Saunders R N, Handley D A
Annu Rev Pharmacol Toxicol. 1987;27:237-55. doi: 10.1146/annurev.pa.27.040187.001321.
Over the past decade platelet-activating factor has achieved the status of an important inflammatory mediator. The scientific enthusiasm and number of research investigators, publications, and meetings recently devoted to PAF suggest that this mediator will be the subject of continued study in the foreseeable future. The potential for the presence and involvement of PAF in human disease is easily concluded from the reports described in this review. Both the need for low concentrations for cellular response and the rapid biological clearance mechanisms have made the proof of the involvement of PAF in human disease difficult. The discovery of PAF receptor antagonists and structure-activity relationships of such antagonists (159) will make this determination possible in the near future. The current PAF antagonists may be considered as first generation agents, since the most potent antagonist is still less than 1/100th as potent as PAF is as an agonist. The wide diversity of clinical applications from asthma to septic shock may also require antagonists with selective attributes such as delivery route (oral vs intravenous vs topical) or biological half-life (prolonged vs short). PAF may prove to be the key mediator of several poorly understood disease syndromes such as hyperacute organ transplant rejection, ischemic bowel necrosis (160), and adult respiratory distress syndrome. We must wait for clinical results to draw further conclusions.

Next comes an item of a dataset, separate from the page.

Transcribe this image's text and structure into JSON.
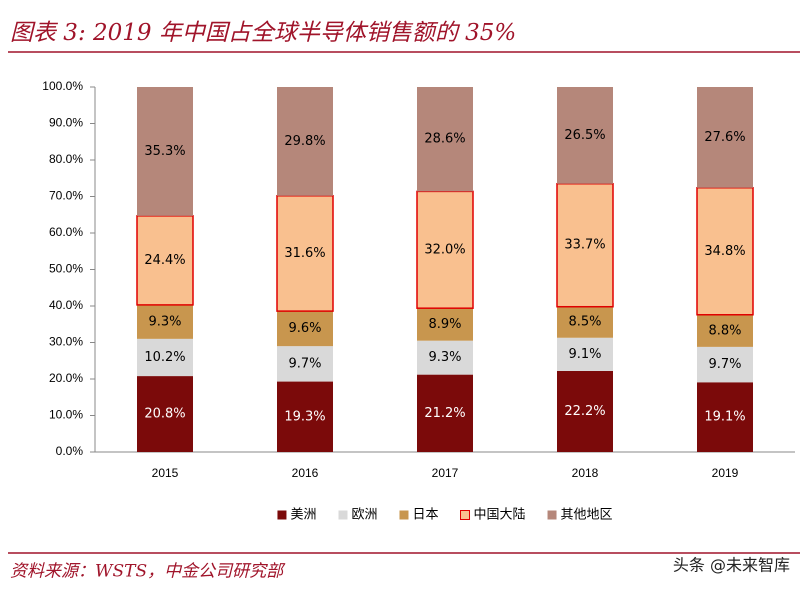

在过去十年中,血小板活化因子已成为一种重要的炎症介质。最近,科学界对血小板活化因子的热情以及研究人员的数量、相关出版物和会议表明,在可预见的未来,这种介质仍将是持续研究的对象。从本综述中描述的报告可以很容易地推断出血小板活化因子在人类疾病中存在并发挥作用的可能性。细胞反应所需的低浓度以及快速的生物清除机制使得证明血小板活化因子在人类疾病中的作用变得困难。血小板活化因子受体拮抗剂的发现以及此类拮抗剂的构效关系(159)将使在不久的将来做出这一判断成为可能。目前的血小板活化因子拮抗剂可被视为第一代药物,因为最有效的拮抗剂的效力仍不到血小板活化因子作为激动剂时效力的1/100。从哮喘到感染性休克,血小板活化因子广泛多样的临床应用可能还需要具有选择性特性的拮抗剂,如给药途径(口服、静脉注射或局部给药)或生物半衰期(长或短)。血小板活化因子可能被证明是几种了解甚少的疾病综合征的关键介质,如超急性器官移植排斥反应、缺血性肠坏死(160)和成人呼吸窘迫综合征。我们必须等待临床结果才能得出进一步的结论。